Redman Joseph S, Natarajan Yamini, Hou Jason K, Wang Jingqi, Hanif Muzammil, Feng Hua, Kramer Jennifer R, Desiderio Roxanne, Xu Hua, El-Serag Hashem B, Kanwal Fasiha
Baylor College of Medicine, Houston, TX, USA.
Clinical Epidemiology and Comparative Effectiveness Program, Center for Innovations in Quality, Effectiveness and Safety, Michael E. Debakey VA Medical Center, John P. McGovern Campus, 2450 Holcombe Blvd., Suite 01Y, Houston, TX, 77021, USA.
Dig Dis Sci. 2017 Oct;62(10):2713-2718. doi: 10.1007/s10620-017-4721-9. Epub 2017 Aug 31.
Natural language processing is a powerful technique of machine learning capable of maximizing data extraction from complex electronic medical records.
We utilized this technique to develop algorithms capable of "reading" full-text radiology reports to accurately identify the presence of fatty liver disease.
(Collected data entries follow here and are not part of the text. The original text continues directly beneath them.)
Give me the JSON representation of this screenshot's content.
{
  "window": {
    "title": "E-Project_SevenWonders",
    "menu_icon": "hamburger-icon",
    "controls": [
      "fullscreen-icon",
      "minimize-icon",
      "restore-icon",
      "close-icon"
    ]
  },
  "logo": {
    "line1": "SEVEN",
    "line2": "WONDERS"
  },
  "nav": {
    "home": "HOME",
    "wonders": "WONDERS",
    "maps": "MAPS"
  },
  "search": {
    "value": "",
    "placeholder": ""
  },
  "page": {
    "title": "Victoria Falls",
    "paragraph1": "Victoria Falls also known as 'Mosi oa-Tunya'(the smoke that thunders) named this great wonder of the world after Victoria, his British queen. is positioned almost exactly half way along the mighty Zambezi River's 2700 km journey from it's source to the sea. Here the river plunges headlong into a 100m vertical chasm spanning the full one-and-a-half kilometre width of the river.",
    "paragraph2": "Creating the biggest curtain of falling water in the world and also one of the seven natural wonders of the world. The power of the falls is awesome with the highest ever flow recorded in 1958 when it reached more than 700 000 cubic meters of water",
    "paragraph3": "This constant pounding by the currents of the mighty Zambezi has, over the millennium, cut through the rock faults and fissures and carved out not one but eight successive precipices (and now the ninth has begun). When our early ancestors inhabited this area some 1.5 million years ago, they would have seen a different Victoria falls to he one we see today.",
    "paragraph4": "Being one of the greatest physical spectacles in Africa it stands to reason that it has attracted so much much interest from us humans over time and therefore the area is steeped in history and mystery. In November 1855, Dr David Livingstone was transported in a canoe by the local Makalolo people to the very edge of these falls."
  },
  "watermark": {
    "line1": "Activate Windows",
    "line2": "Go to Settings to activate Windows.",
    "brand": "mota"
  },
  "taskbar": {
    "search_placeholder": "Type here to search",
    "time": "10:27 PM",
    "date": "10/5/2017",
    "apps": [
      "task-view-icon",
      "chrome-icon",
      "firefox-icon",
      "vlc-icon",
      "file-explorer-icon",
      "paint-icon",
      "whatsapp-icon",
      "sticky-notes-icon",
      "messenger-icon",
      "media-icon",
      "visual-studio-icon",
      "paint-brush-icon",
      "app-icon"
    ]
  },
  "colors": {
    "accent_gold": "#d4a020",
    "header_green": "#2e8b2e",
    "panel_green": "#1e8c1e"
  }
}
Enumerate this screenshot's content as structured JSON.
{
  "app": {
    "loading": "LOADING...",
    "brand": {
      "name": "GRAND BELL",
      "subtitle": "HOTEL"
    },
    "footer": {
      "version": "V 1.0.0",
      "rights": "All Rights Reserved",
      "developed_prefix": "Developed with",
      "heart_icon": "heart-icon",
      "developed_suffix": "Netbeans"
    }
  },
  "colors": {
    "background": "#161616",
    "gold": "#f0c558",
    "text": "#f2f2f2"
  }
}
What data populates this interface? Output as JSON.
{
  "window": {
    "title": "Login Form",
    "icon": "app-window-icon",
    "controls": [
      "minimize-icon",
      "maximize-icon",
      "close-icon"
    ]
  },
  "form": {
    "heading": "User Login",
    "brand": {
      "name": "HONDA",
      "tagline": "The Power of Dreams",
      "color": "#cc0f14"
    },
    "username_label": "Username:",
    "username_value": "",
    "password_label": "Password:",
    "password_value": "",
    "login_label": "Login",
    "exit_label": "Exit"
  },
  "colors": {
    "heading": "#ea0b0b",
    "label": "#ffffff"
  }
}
Abdominal ultrasound, computerized tomography, and magnetic resonance imaging reports were retrieved from the Veterans Affairs Corporate Data Warehouse from a random national sample of 652 patients. Radiographic fatty liver disease was determined by manual review by two physicians and verified with an expert radiologist. A split validation method was utilized for algorithm development.
For all three imaging modalities, the algorithms could identify fatty liver disease with >90% recall and precision, with F-measures >90%.
These algorithms could be used to rapidly screen patient records to establish a large cohort to facilitate epidemiological and clinical studies and examine the clinic course and outcomes of patients with radiographic hepatic steatosis.
自然语言处理是一种强大的机器学习技术,能够从复杂的电子病历中最大限度地提取数据。
我们利用这项技术开发算法,使其能够“读取”全文放射学报告,以准确识别脂肪肝疾病的存在。从退伍军人事务部企业数据仓库中检索了652名患者的随机全国样本的腹部超声、计算机断层扫描和磁共振成像报告。由两名医生通过人工审查确定影像学脂肪肝疾病,并由一名放射学专家进行核实。采用分割验证方法进行算法开发。
对于所有三种成像方式,算法识别脂肪肝疾病的召回率和精确率均大于90%,F值大于90%。
这些算法可用于快速筛查患者记录,以建立一个大型队列,便于进行流行病学和临床研究,并检查影像学肝脂肪变性患者的临床病程和结局。